Most Marketing Academics are Reporters.
“Don’t you love reading about ourselves in the marketing magazines? We sound so smart. Like we knew all the answers.” I was in the middle of a global conference for a multinational fast-food giant. The brand had come out of a near-death situation a few years ago. And the turnaround was generally being celebrated as one of the landmark marketing cases in history.
The strategy team leader and the CMO were sharing a laugh at their newfound superhero status. Having witnessed the turnaround journey for many years, I knew the pain, uncertainty, and many failures and pitfalls on the journey to success.
It did read like a superhero movie. But none of this was being captured in the case study.
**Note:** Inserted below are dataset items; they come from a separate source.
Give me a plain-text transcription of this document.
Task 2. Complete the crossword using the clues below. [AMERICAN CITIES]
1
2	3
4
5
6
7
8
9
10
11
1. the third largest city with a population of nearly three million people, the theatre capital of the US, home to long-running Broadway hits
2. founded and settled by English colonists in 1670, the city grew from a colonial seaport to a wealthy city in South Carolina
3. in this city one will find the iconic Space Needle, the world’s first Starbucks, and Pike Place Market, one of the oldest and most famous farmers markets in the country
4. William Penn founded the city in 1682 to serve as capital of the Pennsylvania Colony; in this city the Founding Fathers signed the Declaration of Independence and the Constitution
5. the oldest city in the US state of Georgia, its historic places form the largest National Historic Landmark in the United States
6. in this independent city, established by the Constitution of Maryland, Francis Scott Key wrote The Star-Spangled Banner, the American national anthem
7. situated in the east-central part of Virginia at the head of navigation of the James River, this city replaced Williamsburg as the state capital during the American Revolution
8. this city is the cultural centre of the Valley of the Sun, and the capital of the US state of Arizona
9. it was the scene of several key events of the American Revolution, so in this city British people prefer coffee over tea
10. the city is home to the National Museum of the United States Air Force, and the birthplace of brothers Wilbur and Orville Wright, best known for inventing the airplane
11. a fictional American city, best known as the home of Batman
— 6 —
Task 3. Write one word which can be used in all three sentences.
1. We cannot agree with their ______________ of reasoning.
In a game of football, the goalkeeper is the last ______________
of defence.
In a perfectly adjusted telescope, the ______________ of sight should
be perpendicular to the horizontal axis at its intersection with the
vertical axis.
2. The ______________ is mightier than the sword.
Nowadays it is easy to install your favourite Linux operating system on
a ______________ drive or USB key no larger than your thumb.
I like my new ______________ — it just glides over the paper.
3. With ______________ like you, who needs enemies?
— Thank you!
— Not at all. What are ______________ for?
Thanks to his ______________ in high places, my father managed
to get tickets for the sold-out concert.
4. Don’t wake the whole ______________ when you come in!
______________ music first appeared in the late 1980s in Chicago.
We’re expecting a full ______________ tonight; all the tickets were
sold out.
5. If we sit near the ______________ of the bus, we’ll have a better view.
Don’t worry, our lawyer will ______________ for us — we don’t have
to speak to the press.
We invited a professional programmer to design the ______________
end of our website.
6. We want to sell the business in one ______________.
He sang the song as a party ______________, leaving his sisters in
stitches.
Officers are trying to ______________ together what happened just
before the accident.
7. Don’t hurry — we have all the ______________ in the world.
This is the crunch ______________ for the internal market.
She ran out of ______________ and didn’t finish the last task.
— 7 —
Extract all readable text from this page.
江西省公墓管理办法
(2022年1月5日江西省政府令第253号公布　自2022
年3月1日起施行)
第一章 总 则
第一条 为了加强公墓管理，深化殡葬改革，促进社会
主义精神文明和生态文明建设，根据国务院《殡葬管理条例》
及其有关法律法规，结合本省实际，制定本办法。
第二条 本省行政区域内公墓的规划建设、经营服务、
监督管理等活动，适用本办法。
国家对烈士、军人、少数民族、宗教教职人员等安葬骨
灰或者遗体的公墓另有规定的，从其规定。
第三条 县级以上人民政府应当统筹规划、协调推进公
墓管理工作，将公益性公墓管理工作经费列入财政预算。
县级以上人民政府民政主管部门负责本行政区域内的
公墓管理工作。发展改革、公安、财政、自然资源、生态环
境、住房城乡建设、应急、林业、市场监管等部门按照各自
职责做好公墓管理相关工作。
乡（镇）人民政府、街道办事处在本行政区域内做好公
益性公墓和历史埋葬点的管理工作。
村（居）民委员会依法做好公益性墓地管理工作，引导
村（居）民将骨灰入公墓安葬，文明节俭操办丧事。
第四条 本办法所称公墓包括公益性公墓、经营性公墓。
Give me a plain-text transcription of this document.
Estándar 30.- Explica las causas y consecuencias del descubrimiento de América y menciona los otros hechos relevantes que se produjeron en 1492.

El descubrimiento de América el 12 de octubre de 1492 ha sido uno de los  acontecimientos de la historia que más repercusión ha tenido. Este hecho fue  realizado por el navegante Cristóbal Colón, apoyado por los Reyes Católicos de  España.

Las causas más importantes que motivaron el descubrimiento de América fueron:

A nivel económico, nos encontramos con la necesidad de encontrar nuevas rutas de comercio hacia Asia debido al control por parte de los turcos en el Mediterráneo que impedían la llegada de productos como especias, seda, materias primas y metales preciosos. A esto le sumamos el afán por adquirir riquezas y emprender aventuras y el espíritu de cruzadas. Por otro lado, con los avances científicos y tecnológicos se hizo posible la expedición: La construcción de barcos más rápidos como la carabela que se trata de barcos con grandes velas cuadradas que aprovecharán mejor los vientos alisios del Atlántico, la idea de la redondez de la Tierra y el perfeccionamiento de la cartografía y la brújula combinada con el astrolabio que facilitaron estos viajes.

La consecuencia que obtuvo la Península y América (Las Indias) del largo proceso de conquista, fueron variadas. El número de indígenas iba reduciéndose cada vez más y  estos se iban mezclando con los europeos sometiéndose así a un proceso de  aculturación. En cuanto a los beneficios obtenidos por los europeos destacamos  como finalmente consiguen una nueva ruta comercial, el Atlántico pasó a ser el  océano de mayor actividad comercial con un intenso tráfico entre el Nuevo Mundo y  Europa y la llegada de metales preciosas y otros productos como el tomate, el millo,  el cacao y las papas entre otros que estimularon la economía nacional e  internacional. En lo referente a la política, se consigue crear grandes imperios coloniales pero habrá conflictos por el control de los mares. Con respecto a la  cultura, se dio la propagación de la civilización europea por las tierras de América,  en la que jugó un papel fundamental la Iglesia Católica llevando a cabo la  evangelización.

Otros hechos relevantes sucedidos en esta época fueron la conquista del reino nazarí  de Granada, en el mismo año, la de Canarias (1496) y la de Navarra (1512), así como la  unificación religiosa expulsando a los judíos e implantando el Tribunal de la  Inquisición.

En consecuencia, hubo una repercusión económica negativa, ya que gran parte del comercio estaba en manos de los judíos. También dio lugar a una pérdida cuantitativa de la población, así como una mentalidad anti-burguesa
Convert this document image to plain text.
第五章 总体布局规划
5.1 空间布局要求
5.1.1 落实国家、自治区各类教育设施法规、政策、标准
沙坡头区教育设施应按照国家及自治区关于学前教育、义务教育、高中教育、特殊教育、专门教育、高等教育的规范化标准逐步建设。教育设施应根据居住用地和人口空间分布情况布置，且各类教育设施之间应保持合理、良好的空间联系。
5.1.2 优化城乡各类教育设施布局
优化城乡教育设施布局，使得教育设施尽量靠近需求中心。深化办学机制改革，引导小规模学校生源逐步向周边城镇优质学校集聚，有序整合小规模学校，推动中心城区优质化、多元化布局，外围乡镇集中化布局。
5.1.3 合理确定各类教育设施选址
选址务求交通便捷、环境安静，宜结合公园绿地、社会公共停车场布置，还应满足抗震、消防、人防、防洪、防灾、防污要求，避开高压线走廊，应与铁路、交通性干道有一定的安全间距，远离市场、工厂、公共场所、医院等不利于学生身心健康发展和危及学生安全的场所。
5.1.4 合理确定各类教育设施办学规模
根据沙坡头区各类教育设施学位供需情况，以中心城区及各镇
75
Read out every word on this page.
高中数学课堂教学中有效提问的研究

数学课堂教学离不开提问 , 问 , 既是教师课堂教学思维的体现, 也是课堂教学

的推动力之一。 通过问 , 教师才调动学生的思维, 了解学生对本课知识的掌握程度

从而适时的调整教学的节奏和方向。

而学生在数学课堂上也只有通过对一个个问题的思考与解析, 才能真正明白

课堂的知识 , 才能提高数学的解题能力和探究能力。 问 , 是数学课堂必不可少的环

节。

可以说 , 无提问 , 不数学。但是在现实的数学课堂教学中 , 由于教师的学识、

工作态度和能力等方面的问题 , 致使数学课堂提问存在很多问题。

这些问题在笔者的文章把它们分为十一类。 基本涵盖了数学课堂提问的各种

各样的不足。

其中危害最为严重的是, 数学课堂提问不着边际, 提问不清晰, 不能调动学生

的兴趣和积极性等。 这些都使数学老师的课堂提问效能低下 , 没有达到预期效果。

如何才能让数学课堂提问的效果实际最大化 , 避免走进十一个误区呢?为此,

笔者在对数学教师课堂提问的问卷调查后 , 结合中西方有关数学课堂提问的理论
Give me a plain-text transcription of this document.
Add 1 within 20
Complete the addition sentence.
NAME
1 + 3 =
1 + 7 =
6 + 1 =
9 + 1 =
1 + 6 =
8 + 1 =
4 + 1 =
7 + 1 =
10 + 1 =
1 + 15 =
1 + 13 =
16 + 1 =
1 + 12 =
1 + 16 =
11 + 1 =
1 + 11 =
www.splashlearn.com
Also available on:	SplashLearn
The entire story of the human journey of building belief within the complex organization and having the human endurance to see it through is lost. Instead, we have neat four-quadrant matrices and choice-making frameworks that academia loves.
Pick up any marketing gospel book. Or articles by academics. They are full of these frameworks. Frameworks help understand strategic choices only if there were no human beings involved in creating and implementing strategy.
But any strategy process deals with human beings. And their hopes, dreams, anxieties, feelings, desires. By this, I don’t just mean that of consumers. They are essential, of course. But equally important are the human aspects of all the people involved in creating and implementing strategy.
And this is a messy human process. The principles in academic books don’t prepare you for the chaotic real world of creating and implementing strategy.
Most academics in marketing are like reporters. You can read what they report. But you can’t learn a lot from them. Most of them have never actually done marketing.
And when you are not in the trenches doing the human work of marketing which includes all the missteps, you will find a large gap between theory and practice.